ContextDesc: Local Descriptor Augmentation with Cross-Modality Context
This addresses a limitation in geometric matching applications where traditional local feature descriptors ignore spatial relationships between keypoints.
The paper tackles the problem of local feature descriptors lacking spatial context by introducing a unified learning framework that augments existing descriptors with visual and geometric context from keypoint distributions. The method achieves remarkable improvements on multiple large-scale benchmarks with diversified scenes while maintaining lightweight computational requirements.
Most existing studies on learning local features focus on the patch-based descriptions of individual keypoints, whereas neglecting the spatial relations established from their keypoint locations. In this paper, we go beyond the local detail representation by introducing context awareness to augment off-the-shelf local feature descriptors.
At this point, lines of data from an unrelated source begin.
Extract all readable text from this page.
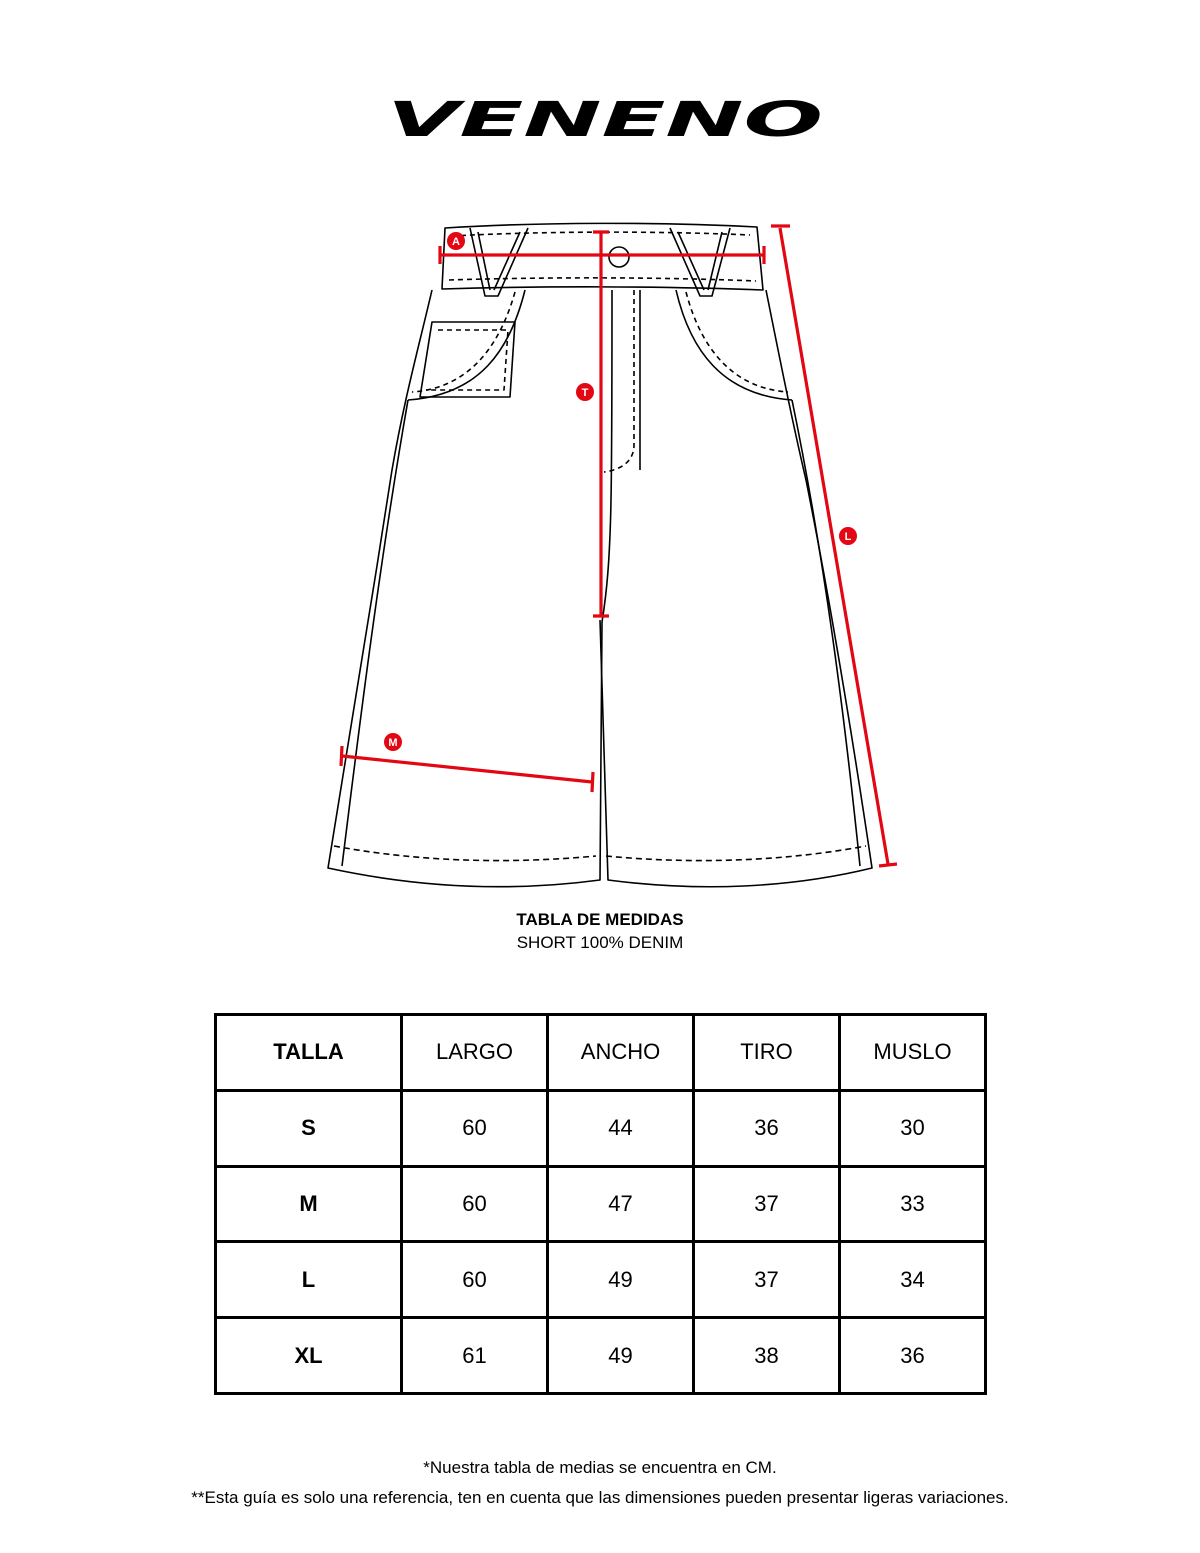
VENENO
A
T
L
M
TABLA DE MEDIDAS
SHORT 100% DENIM
TALLA	LARGO	ANCHO	TIRO	MUSLO
S	60	44	36	30
M	60	47	37	33
L	60	49	37	34
XL	61	49	38	36
*Nuestra tabla de medias se encuentra en CM.
**Esta guía es solo una referencia, ten en cuenta que las dimensiones pueden presentar ligeras variaciones.
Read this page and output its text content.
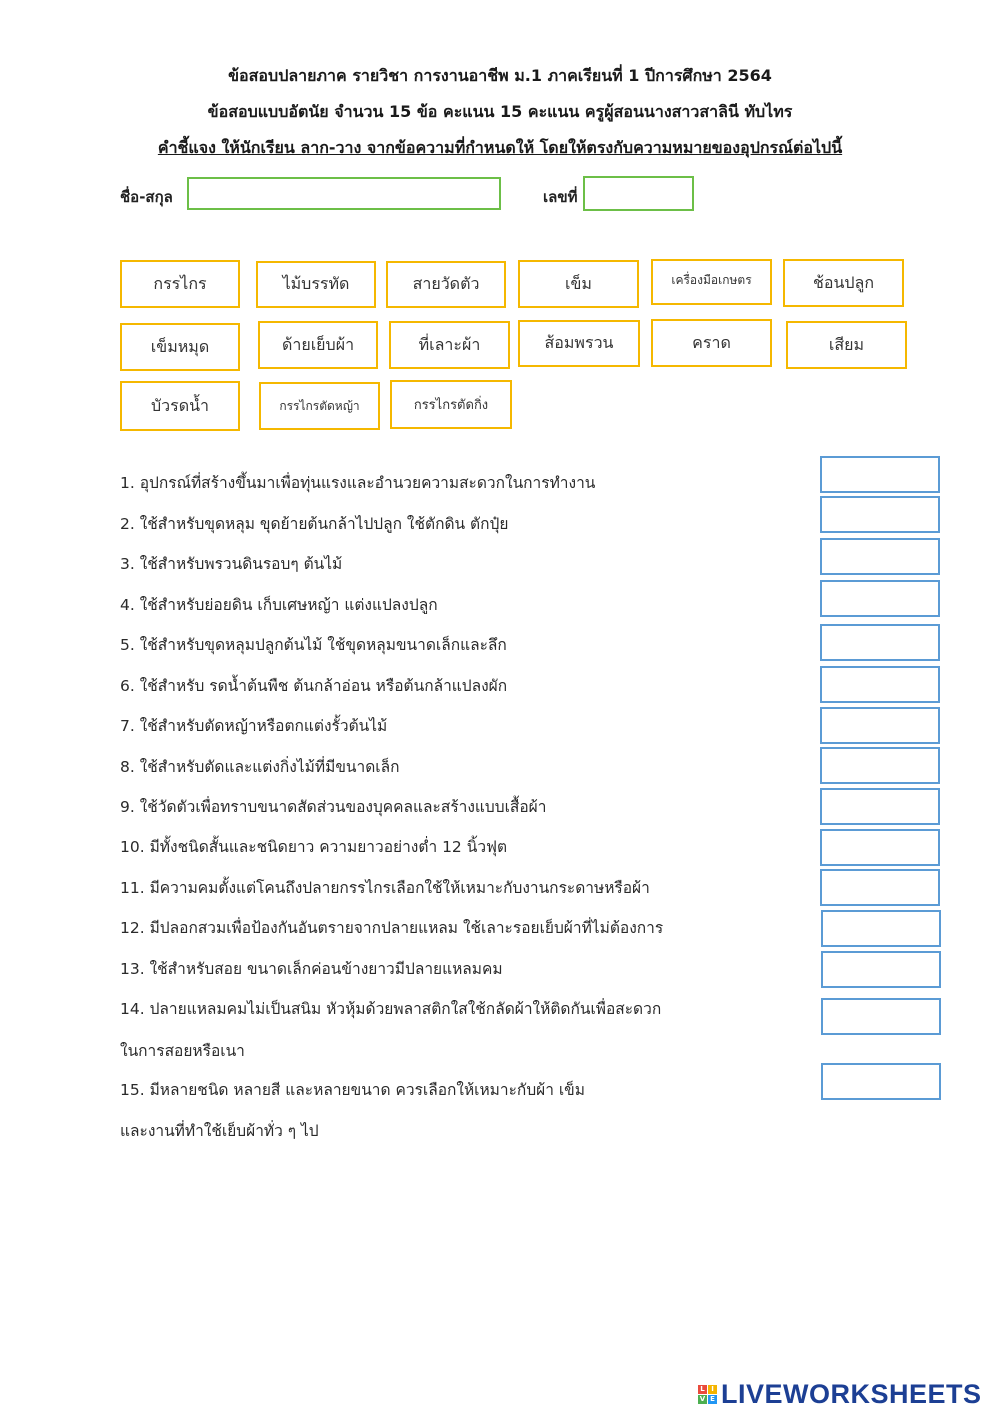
ข้อสอบปลายภาค รายวิชา การงานอาชีพ ม.1 ภาคเรียนที่ 1 ปีการศึกษา 2564
ข้อสอบแบบอัตนัย จำนวน 15 ข้อ คะแนน 15 คะแนน ครูผู้สอนนางสาวสาลินี ทับไทร
คำชี้แจง ให้นักเรียน ลาก-วาง จากข้อความที่กำหนดให้ โดยให้ตรงกับความหมายของอุปกรณ์ต่อไปนี้
ชื่อ-สกุล	เลขที่
กรรไกร	ไม้บรรทัด	สายวัดตัว	เข็ม	เครื่องมือเกษตร	ช้อนปลูก
เข็มหมุด	ด้ายเย็บผ้า	ที่เลาะผ้า	ส้อมพรวน	คราด	เสียม
บัวรดน้ำ	กรรไกรตัดหญ้า	กรรไกรตัดกิ่ง
1. อุปกรณ์ที่สร้างขึ้นมาเพื่อทุ่นแรงและอำนวยความสะดวกในการทำงาน
2. ใช้สำหรับขุดหลุม ขุดย้ายต้นกล้าไปปลูก ใช้ตักดิน ตักปุ๋ย
3. ใช้สำหรับพรวนดินรอบๆ ต้นไม้
4. ใช้สำหรับย่อยดิน เก็บเศษหญ้า แต่งแปลงปลูก
5. ใช้สำหรับขุดหลุมปลูกต้นไม้ ใช้ขุดหลุมขนาดเล็กและลึก
6. ใช้สำหรับ รดน้ำต้นพืช ต้นกล้าอ่อน หรือต้นกล้าแปลงผัก
7. ใช้สำหรับตัดหญ้าหรือตกแต่งรั้วต้นไม้
8. ใช้สำหรับตัดและแต่งกิ่งไม้ที่มีขนาดเล็ก
9. ใช้วัดตัวเพื่อทราบขนาดสัดส่วนของบุคคลและสร้างแบบเสื้อผ้า
10. มีทั้งชนิดสั้นและชนิดยาว ความยาวอย่างต่ำ 12 นิ้วฟุต
11. มีความคมตั้งแต่โคนถึงปลายกรรไกรเลือกใช้ให้เหมาะกับงานกระดาษหรือผ้า
12. มีปลอกสวมเพื่อป้องกันอันตรายจากปลายแหลม ใช้เลาะรอยเย็บผ้าที่ไม่ต้องการ
13. ใช้สำหรับสอย ขนาดเล็กค่อนข้างยาวมีปลายแหลมคม
14. ปลายแหลมคมไม่เป็นสนิม หัวหุ้มด้วยพลาสติกใสใช้กลัดผ้าให้ติดกันเพื่อสะดวก
ในการสอยหรือเนา
15. มีหลายชนิด หลายสี และหลายขนาด ควรเลือกให้เหมาะกับผ้า เข็ม
และงานที่ทำใช้เย็บผ้าทั่ว ๆ ไป
L I
V E LIVEWORKSHEETS
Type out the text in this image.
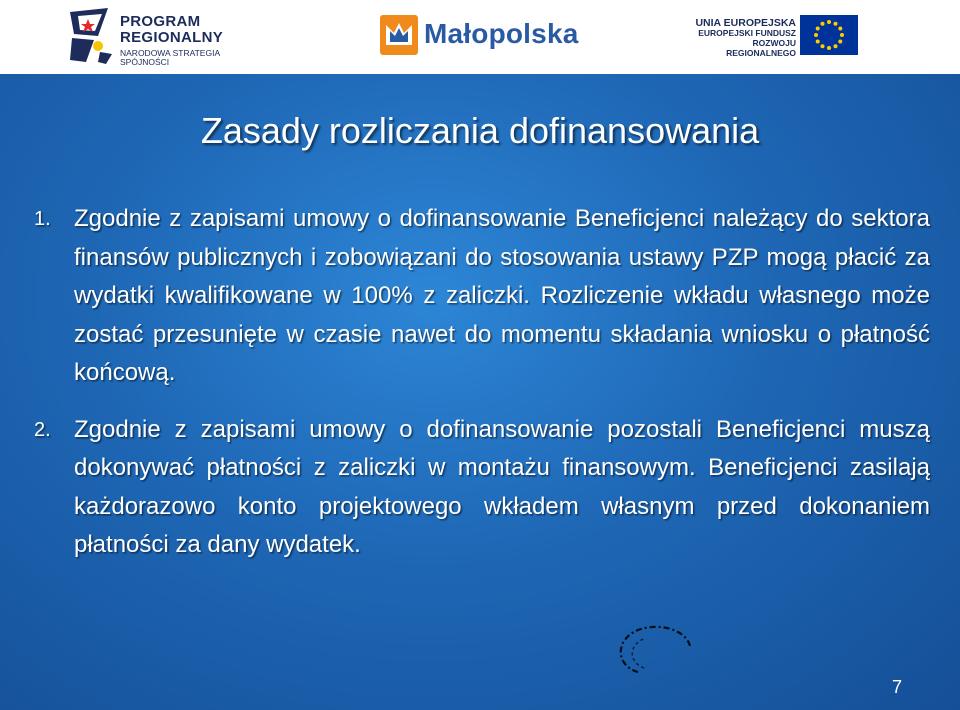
PROGRAM
REGIONALNY
NARODOWA STRATEGIA SPÓJNOŚCI
Małopolska	UNIA EUROPEJSKA
EUROPEJSKI FUNDUSZ
ROZWOJU REGIONALNEGO
Zasady rozliczania dofinansowania
1. Zgodnie z zapisami umowy o dofinansowanie Beneficjenci należący do sektora finansów publicznych i zobowiązani do stosowania ustawy PZP mogą płacić za wydatki kwalifikowane w 100% z zaliczki. Rozliczenie wkładu własnego może zostać przesunięte w czasie nawet do momentu składania wniosku o płatność końcową.
2. Zgodnie z zapisami umowy o dofinansowanie pozostali Beneficjenci muszą dokonywać płatności z zaliczki w montażu finansowym. Beneficjenci zasilają każdorazowo konto projektowego wkładem własnym przed dokonaniem płatności za dany wydatek.
7
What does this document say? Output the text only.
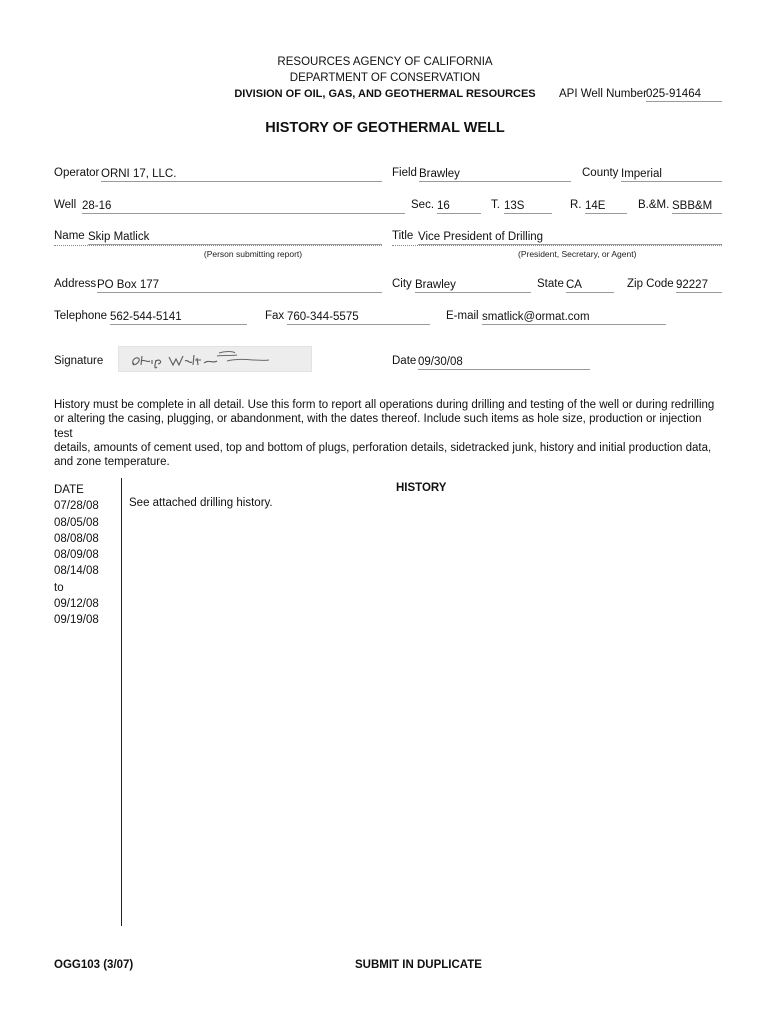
RESOURCES AGENCY OF CALIFORNIA
DEPARTMENT OF CONSERVATION
DIVISION OF OIL, GAS, AND GEOTHERMAL RESOURCES	API Well Number 025-91464
HISTORY OF GEOTHERMAL WELL
Operator ORNI 17, LLC.	Field Brawley	County Imperial
Well 28-16	Sec. 16	T. 13S	R. 14E	B.&M. SBB&M
Name Skip Matlick
(Person submitting report)
Title Vice President of Drilling
(President, Secretary, or Agent)
Address PO Box 177	City Brawley	State CA	Zip Code 92227
Telephone 562-544-5141	Fax 760-344-5575	E-mail smatlick@ormat.com
Signature	Date 09/30/08
History must be complete in all detail. Use this form to report all operations during drilling and testing of the well or during redrilling
or altering the casing, plugging, or abandonment, with the dates thereof. Include such items as hole size, production or injection test
details, amounts of cement used, top and bottom of plugs, perforation details, sidetracked junk, history and initial production data,
and zone temperature.
DATE
07/28/08
08/05/08
08/08/08
08/09/08
08/14/08
to
09/12/08
09/19/08
HISTORY
See attached drilling history.
OGG103 (3/07)	SUBMIT IN DUPLICATE
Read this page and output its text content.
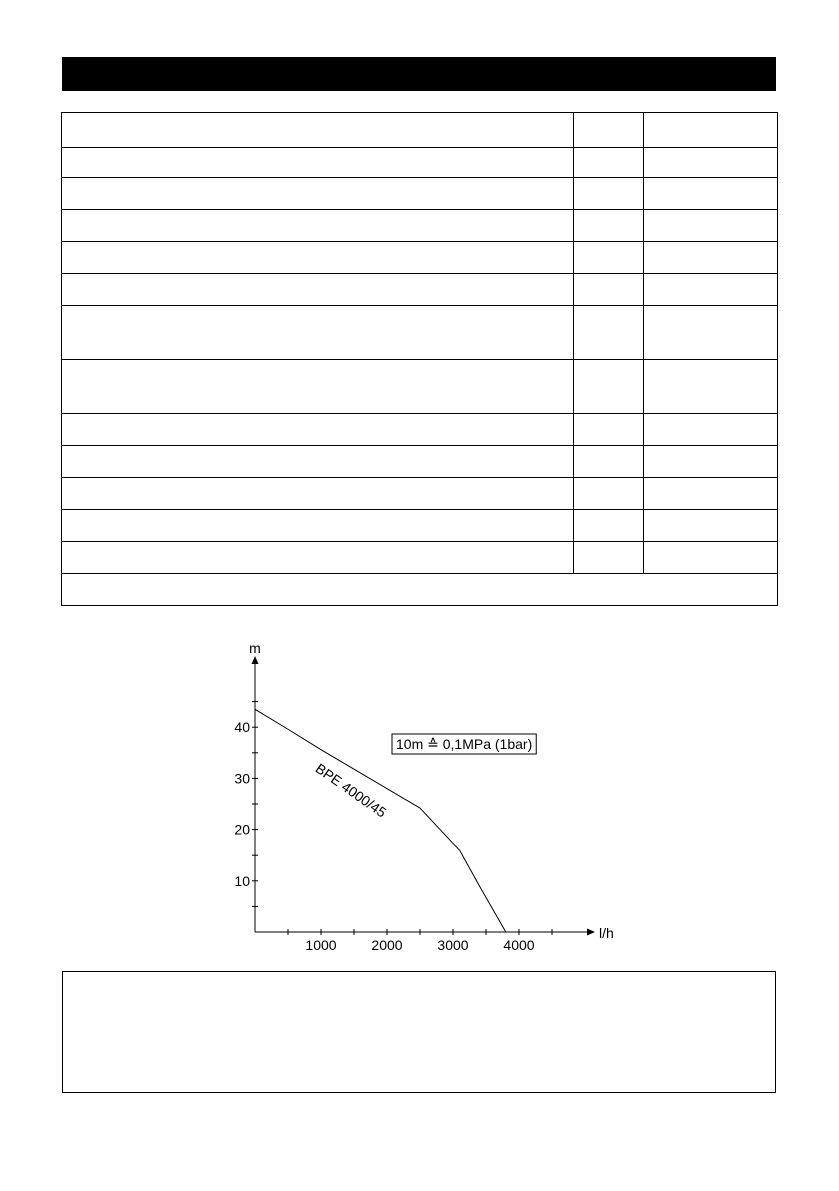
1000 2000 3000 4000
10
20
30
40
l/h
m
BPE 4000/45
10m ≙ 0,1MPa (1bar)
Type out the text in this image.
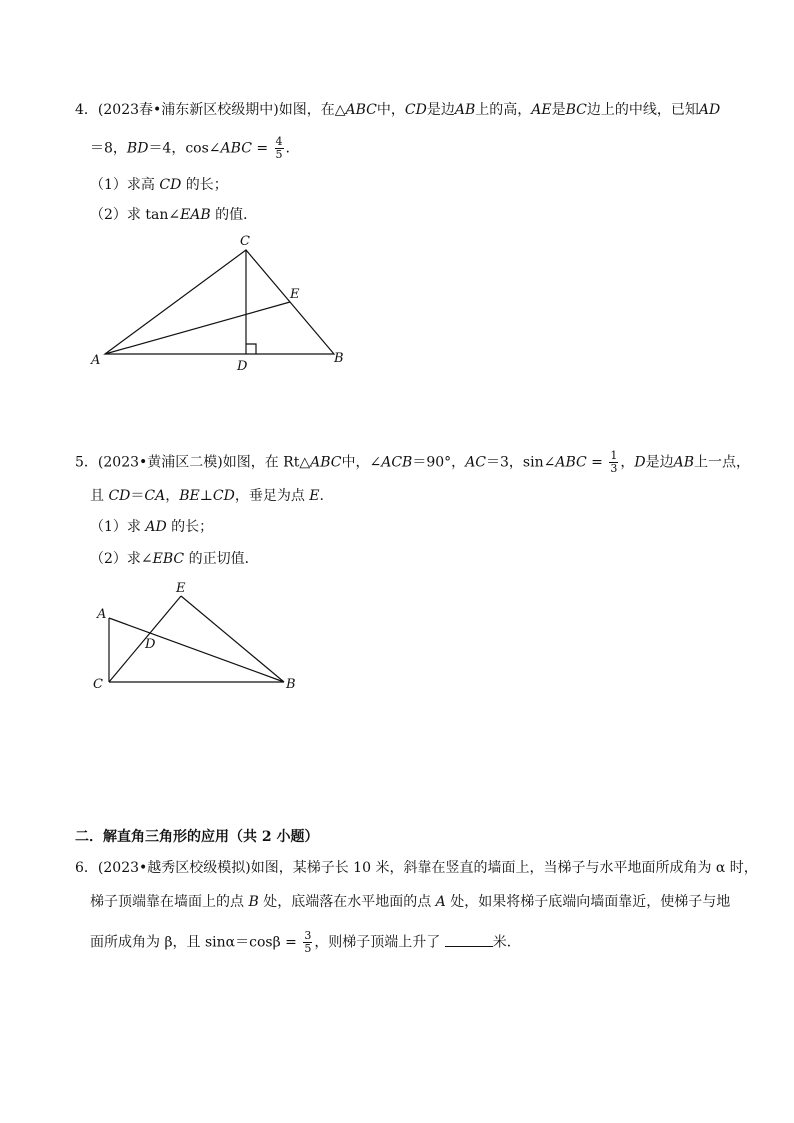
4．(2023春•浦东新区校级期中)如图，在△ABC中，CD是边AB上的高，AE是BC边上的中线，已知AD
＝8，BD＝4，cos∠ABC = $\frac{4}{5}$ .
（1）求高 CD 的长；
（2）求 tan∠EAB 的值．
C
E
A	D
B
5．(2023•黄浦区二模)如图，在 Rt△ABC中，∠ACB＝90°，AC＝3，sin∠ABC = $\frac{1}{3}$ ，D是边AB上一点，
且 CD＝CA，BE⊥CD，垂足为点 E.
（1）求 AD 的长；
（2）求∠EBC 的正切值．
E
A
D
C	B
二．解直角三角形的应用（共 2 小题）
6．(2023•越秀区校级模拟)如图，某梯子长 10 米，斜靠在竖直的墙面上，当梯子与水平地面所成角为 α 时，
梯子顶端靠在墙面上的点 B 处，底端落在水平地面的点 A 处，如果将梯子底端向墙面靠近，使梯子与地
面所成角为 β，且 $\sin\alpha=\cos\beta = \frac{3}{5}$ ，则梯子顶端上升了	米．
Specifically, we propose a unified learning framework that leverages and aggregates the cross-modality contextual information, including (i) visual context from high-level image representation, and (ii) geometric context from 2D keypoint distribution. Moreover, we propose an effective N-pair loss that eschews the empirical hyper-parameter search and improves the convergence. The proposed augmentation scheme is lightweight compared with the raw local feature description, meanwhile improves remarkably on several large-scale benchmarks with diversified scenes, which demonstrates both strong practicality and generalization ability in geometric matching applications.